Critical gotcha: CopyFromInvoiceLine does not prorate tax for partial credits. If the original Invoice Line has $100 in charges and $8.25 in tax, and you issue a credit for $50 (half the amount), the API still copies the full $8.25 tax to the Credit Memo Line.

This means a 50% partial credit would actually credit $50.00 + $8.25 = $58.25 instead of the expected $50.00 + $4.13 = $54.13. Over time, this discrepancy compounds and creates reconciliation problems.

When to use: Only when issuing a full credit for the entire Invoice Line amount, where the full tax amount is also being reversed.

Ignore

This strategy sets the tax amount on the Credit Memo Line to zero, regardless of the original Invoice Line's tax.

When to use: When tax is handled externally -- for example, when a downstream ERP system calculates and manages tax independently, or when the credit is for a non-taxable adjustment. This is also appropriate when an external tax engine will recalculate after the Credit Memo is created.

ManualOverride

This strategy allows you to specify the exact tax amount on each Credit Memo Line. The API accepts whatever value you provide without validation against the original Invoice Line.

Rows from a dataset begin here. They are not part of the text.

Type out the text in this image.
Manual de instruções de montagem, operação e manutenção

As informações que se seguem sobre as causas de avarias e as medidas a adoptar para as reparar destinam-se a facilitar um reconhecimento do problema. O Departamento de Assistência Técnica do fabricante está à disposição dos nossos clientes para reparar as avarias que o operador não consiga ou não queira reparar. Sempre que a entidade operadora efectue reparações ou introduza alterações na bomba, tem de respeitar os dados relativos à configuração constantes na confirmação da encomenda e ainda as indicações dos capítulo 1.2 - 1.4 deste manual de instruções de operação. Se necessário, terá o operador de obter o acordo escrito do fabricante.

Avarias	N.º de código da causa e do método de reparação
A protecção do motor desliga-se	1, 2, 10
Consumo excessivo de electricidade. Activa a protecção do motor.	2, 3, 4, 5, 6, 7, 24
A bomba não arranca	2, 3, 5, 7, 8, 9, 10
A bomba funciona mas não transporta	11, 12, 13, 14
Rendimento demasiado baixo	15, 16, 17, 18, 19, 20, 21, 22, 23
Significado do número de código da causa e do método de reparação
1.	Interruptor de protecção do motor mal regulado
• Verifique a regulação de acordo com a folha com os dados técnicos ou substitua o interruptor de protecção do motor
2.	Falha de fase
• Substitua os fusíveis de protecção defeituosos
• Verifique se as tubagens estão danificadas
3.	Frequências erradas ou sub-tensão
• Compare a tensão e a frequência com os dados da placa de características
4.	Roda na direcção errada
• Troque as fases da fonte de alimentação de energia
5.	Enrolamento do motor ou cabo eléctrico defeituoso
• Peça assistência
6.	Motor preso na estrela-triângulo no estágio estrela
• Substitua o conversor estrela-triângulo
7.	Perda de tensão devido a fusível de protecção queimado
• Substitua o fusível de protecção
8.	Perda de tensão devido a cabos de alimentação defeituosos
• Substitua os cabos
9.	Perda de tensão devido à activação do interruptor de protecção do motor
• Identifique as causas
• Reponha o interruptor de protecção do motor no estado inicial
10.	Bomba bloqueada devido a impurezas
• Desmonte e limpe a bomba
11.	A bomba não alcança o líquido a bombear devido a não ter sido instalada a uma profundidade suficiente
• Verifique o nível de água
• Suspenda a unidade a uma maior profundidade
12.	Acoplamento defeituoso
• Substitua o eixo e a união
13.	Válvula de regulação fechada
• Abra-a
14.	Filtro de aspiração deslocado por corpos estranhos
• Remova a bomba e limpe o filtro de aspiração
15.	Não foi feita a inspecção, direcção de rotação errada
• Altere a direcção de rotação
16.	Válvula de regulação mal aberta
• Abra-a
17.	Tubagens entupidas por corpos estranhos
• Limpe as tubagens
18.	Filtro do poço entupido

When to use: For partial credits where tax must be prorated proportionally. You calculate the correct tax amount in your code and pass it explicitly.

Why ManualOverride Is Usually Correct

Most real-world credit scenarios involve partial credits: a customer is credited for a portion of an invoice due to a quantity adjustment, a pricing correction, or a partial return. In all of these cases, tax must be credited proportionally to the amount being credited.

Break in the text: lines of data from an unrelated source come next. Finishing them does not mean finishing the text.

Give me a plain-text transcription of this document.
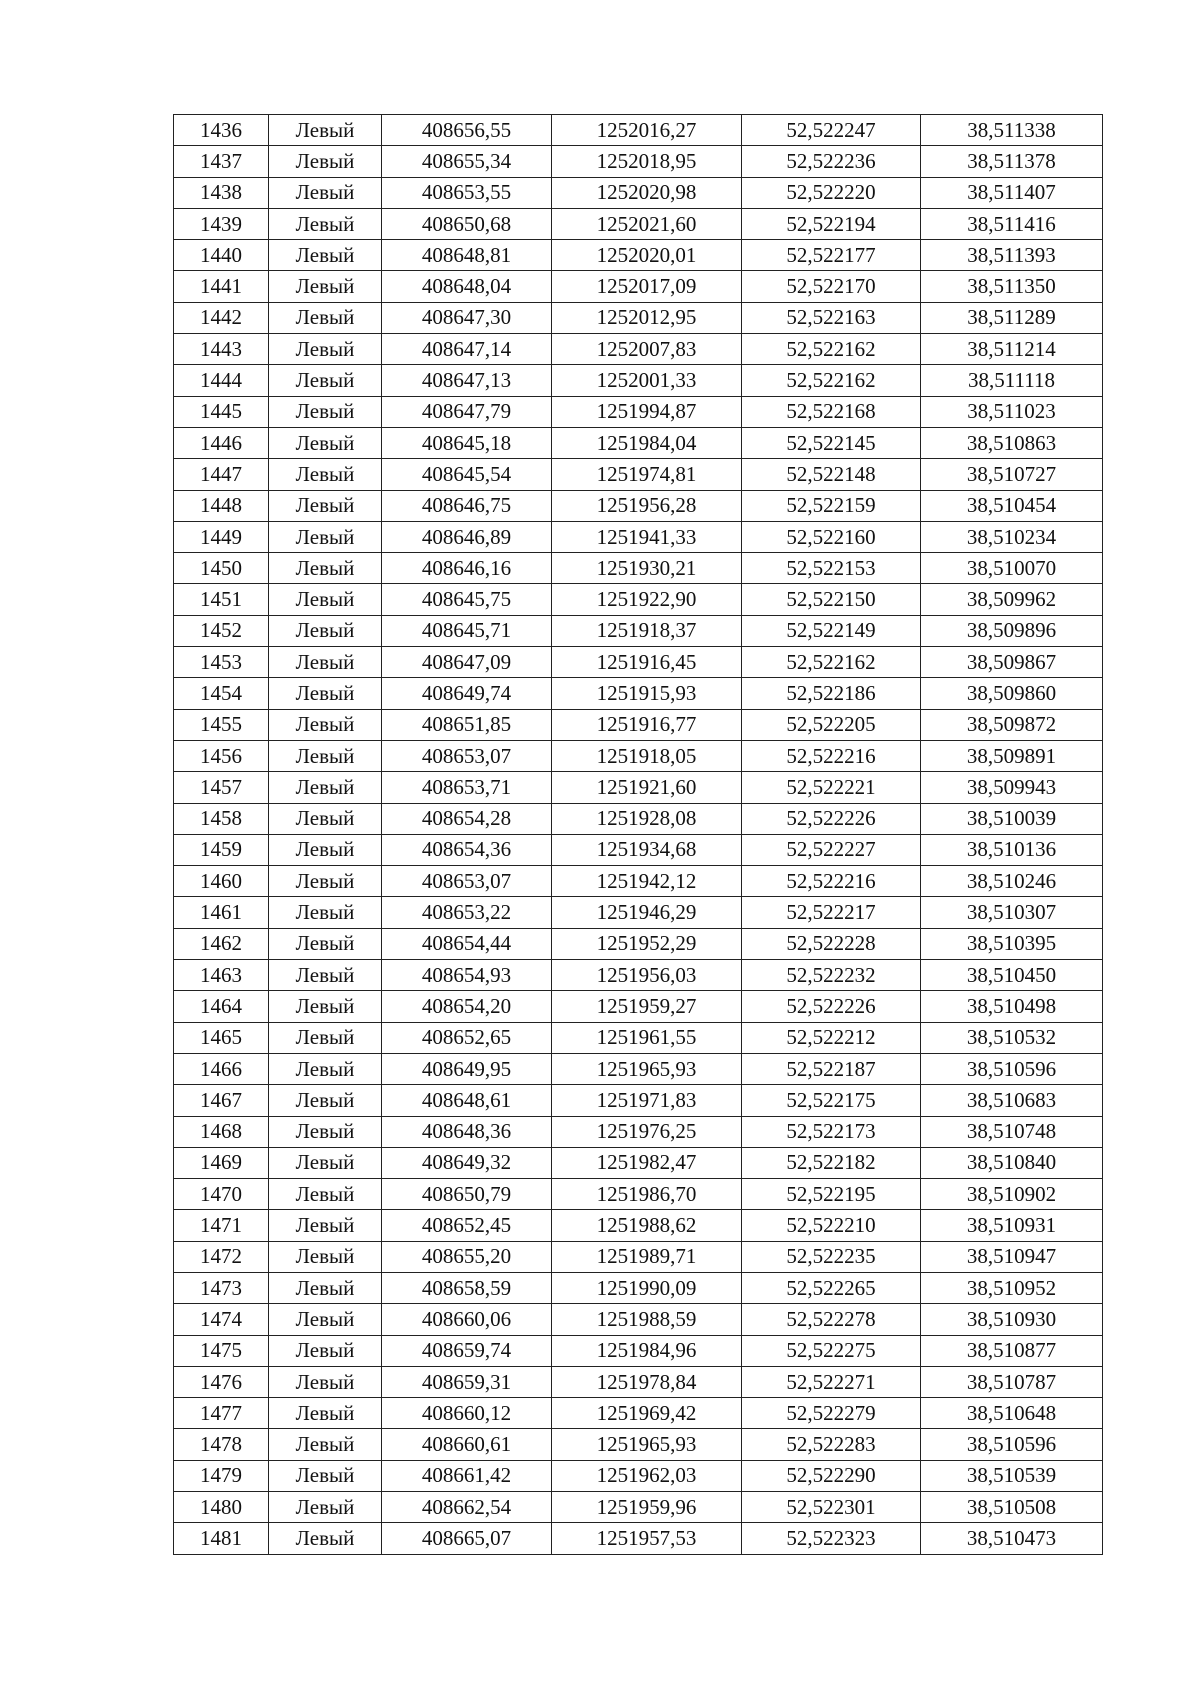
1436	Левый	408656,55	1252016,27	52,522247	38,511338
1437	Левый	408655,34	1252018,95	52,522236	38,511378
1438	Левый	408653,55	1252020,98	52,522220	38,511407
1439	Левый	408650,68	1252021,60	52,522194	38,511416
1440	Левый	408648,81	1252020,01	52,522177	38,511393
1441	Левый	408648,04	1252017,09	52,522170	38,511350
1442	Левый	408647,30	1252012,95	52,522163	38,511289
1443	Левый	408647,14	1252007,83	52,522162	38,511214
1444	Левый	408647,13	1252001,33	52,522162	38,511118
1445	Левый	408647,79	1251994,87	52,522168	38,511023
1446	Левый	408645,18	1251984,04	52,522145	38,510863
1447	Левый	408645,54	1251974,81	52,522148	38,510727
1448	Левый	408646,75	1251956,28	52,522159	38,510454
1449	Левый	408646,89	1251941,33	52,522160	38,510234
1450	Левый	408646,16	1251930,21	52,522153	38,510070
1451	Левый	408645,75	1251922,90	52,522150	38,509962
1452	Левый	408645,71	1251918,37	52,522149	38,509896
1453	Левый	408647,09	1251916,45	52,522162	38,509867
1454	Левый	408649,74	1251915,93	52,522186	38,509860
1455	Левый	408651,85	1251916,77	52,522205	38,509872
1456	Левый	408653,07	1251918,05	52,522216	38,509891
1457	Левый	408653,71	1251921,60	52,522221	38,509943
1458	Левый	408654,28	1251928,08	52,522226	38,510039
1459	Левый	408654,36	1251934,68	52,522227	38,510136
1460	Левый	408653,07	1251942,12	52,522216	38,510246
1461	Левый	408653,22	1251946,29	52,522217	38,510307
1462	Левый	408654,44	1251952,29	52,522228	38,510395
1463	Левый	408654,93	1251956,03	52,522232	38,510450
1464	Левый	408654,20	1251959,27	52,522226	38,510498
1465	Левый	408652,65	1251961,55	52,522212	38,510532
1466	Левый	408649,95	1251965,93	52,522187	38,510596
1467	Левый	408648,61	1251971,83	52,522175	38,510683
1468	Левый	408648,36	1251976,25	52,522173	38,510748
1469	Левый	408649,32	1251982,47	52,522182	38,510840
1470	Левый	408650,79	1251986,70	52,522195	38,510902
1471	Левый	408652,45	1251988,62	52,522210	38,510931
1472	Левый	408655,20	1251989,71	52,522235	38,510947
1473	Левый	408658,59	1251990,09	52,522265	38,510952
1474	Левый	408660,06	1251988,59	52,522278	38,510930
1475	Левый	408659,74	1251984,96	52,522275	38,510877
1476	Левый	408659,31	1251978,84	52,522271	38,510787
1477	Левый	408660,12	1251969,42	52,522279	38,510648
1478	Левый	408660,61	1251965,93	52,522283	38,510596
1479	Левый	408661,42	1251962,03	52,522290	38,510539
1480	Левый	408662,54	1251959,96	52,522301	38,510508
1481	Левый	408665,07	1251957,53	52,522323	38,510473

The proportional tax calculation is straightforward:

creditTaxAmount = originalTaxAmount * (creditAmount / originalChargeAmount)

For example, crediting $50 of a $100 line with $8.25 tax:

creditTaxAmount = 8.25 * (50.00 / 100.00) = 4.13 (rounded)

API Request Example

The following JSON shows a Credit Memo creation request using ManualOverride with a proportionally calculated tax amount:

{
"invoiceId": "0Bt000000000001AAA",
"creditMemoLines": [
{
"invoiceLineId": "0Bv000000000001AAA",
"quantity": 5,
"amount": 50.00,
"taxAmount": 4.13,
"taxStrategy": "ManualOverride",
"description": "Partial credit - quantity adjustment"
},
{
"invoiceLineId": "0Bv000000000002AAA",
"quantity": 2,
"amount": 200.00,
"taxAmount": 16.50,
"taxStrategy": "ManualOverride",
"description": "Partial credit - pricing correction"
}
]
}

Each line in the creditMemoLines array references a specific Invoice Line and specifies the credited quantity, amount, and the manually calculated tax.

Decision Matrix

ScenarioRecommended StrategyReason
Full credit of entire Invoice LineCopyFromInvoiceLineFull tax reversal matches original
Partial credit (quantity or amount)ManualOverrideTax must be prorated; Copy does not prorate
Tax handled by external systemIgnoreAvoid double-counting tax
Non-taxable credit adjustmentIgnoreNo tax component to credit
Mixed partial and full creditsManualOverride on all linesConsistent handling; works for both cases

Implementation Considerations

  • Rounding: When calculating proportional tax, round to 2 decimal places. Use Decimal.setScale(2, RoundingMode.HALF_UP) in Apex to ensure consistent rounding.
  • Validation: Before issuing credits, query the original Invoice Line to get the current charge amount and tax amount. Do not rely on cached or stale values.
  • Audit trail: Store the calculation inputs (original amount, original tax, credit amount) in a description or custom field for traceability during reconciliation.

Getting the tax strategy right on the first implementation avoids painful retroactive corrections to already-posted Credit Memos.